The American events of last September and the fatal chemical disaster at Toulouse have had a major influence in nuclear safety reorganisation in France during the past year, particularly in the management of any possible "nuclear crisis". An exercise held during 2001 at Gravelines, on the Channel coast, was the first time that a real exchange of information was tested according to international agreements on post-accident procedure. This underlined the importance of continuing to train and profit from such exchanges as more security exercises are carried out and their effectiveness improves.

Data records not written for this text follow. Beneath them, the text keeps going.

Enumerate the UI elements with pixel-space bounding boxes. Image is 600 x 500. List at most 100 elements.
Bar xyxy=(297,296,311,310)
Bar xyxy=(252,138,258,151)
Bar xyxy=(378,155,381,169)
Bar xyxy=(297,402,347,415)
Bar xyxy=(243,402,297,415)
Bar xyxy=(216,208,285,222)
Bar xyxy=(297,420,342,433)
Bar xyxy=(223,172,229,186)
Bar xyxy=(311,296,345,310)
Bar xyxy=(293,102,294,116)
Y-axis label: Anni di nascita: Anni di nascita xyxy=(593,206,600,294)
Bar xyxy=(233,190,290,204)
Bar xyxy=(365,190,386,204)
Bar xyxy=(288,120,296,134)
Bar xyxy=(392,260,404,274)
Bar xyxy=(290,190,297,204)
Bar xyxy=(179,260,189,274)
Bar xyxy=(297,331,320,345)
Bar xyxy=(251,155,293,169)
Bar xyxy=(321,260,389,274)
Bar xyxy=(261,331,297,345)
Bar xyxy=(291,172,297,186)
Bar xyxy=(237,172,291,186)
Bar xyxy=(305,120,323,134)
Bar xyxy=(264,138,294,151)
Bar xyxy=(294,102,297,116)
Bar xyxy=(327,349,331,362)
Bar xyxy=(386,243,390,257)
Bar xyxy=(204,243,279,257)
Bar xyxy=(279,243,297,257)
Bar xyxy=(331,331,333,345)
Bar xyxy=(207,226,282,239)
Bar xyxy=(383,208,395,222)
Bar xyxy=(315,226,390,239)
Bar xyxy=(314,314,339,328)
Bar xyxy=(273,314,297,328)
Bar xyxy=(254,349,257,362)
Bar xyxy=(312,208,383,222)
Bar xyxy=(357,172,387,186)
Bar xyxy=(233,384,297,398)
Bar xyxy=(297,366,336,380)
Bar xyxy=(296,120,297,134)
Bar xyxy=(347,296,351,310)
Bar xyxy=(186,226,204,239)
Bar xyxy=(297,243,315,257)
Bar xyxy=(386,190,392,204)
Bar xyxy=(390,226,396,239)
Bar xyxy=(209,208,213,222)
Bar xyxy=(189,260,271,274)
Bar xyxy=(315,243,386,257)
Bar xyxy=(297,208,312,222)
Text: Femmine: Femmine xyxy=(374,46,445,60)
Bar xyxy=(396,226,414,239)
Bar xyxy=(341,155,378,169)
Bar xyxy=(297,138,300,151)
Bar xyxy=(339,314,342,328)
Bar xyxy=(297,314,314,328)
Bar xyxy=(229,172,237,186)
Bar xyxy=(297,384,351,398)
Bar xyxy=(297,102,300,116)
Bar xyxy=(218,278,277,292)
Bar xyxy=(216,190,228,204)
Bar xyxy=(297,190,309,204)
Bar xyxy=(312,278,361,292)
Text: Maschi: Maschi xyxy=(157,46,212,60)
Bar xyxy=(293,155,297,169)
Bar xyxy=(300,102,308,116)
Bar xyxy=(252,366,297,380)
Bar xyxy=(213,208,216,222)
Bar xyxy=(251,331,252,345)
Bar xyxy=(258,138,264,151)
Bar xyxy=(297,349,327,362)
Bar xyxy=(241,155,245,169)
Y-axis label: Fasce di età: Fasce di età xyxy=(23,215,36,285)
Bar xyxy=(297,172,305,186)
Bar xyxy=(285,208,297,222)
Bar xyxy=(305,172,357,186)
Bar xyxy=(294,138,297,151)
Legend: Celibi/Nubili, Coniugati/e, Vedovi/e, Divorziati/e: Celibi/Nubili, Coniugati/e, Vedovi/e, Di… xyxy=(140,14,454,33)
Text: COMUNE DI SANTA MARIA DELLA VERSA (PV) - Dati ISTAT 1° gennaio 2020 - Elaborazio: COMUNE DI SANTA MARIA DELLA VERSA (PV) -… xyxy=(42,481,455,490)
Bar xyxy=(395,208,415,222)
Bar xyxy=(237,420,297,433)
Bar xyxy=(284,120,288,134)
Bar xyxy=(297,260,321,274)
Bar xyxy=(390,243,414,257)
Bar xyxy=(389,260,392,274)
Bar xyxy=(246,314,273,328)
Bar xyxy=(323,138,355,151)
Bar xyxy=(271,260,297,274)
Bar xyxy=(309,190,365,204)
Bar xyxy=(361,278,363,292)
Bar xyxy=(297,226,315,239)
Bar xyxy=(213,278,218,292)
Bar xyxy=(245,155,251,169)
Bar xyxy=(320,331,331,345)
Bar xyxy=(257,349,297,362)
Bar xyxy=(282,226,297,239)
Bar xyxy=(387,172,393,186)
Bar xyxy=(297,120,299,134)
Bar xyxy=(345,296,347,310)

Harmonising safety standards

The final key element outlined by Lacoste was the harmonisation of the various approaches to nuclear safety undertaken by the Western European Nuclear Regulators' Association (WENRA), the European Union's nuclear safety monitor and standard setter. The countries involved are Belgium, Britain, Finland, Italy, Netherlands, Spain, Sweden and Switzerland (although not in the EU), in addition to France — which currently holds the chairmanship. WENRA's two major aims are to provide the EU "with an independent capability of analysis to examine problems of nuclear safety and its regulation in candidate States for membership in the Union" and "developing a common approach to matters of nuclear safety and its regulation" with particular regard to the problems of the EU itself.

Regulatory reformation

To all these ends, what Lacoste terms "the reform of nuclear control in France", his organisation has established "inventory areas" for improved radiation protection in two pilot zones: the Rhône-Alps region in southern France and Lower Normandy in the north. France is already benefiting from new dosimetry norms proposed by the Royal College of Radiology in Britain. Lacoste and his colleagues insist on more and better training and retraining throughout the French nuclear community, combining the talents of scientists, engineers, physicians and the public — the latter to include "anti-nuclears" as well as "pro-nuclears". Lacoste's agency works on a regular budget of 80 million Euro's this year, supplemented by radiation protection fees paid by various clients.

The ASN's annual report on the safety and radiation protection measures enforced in 2001 carries considerable technical detail and is finely turned out. Later this year this document will appear for the first time in a language other than French: the English edition is scheduled to be released in July 2002.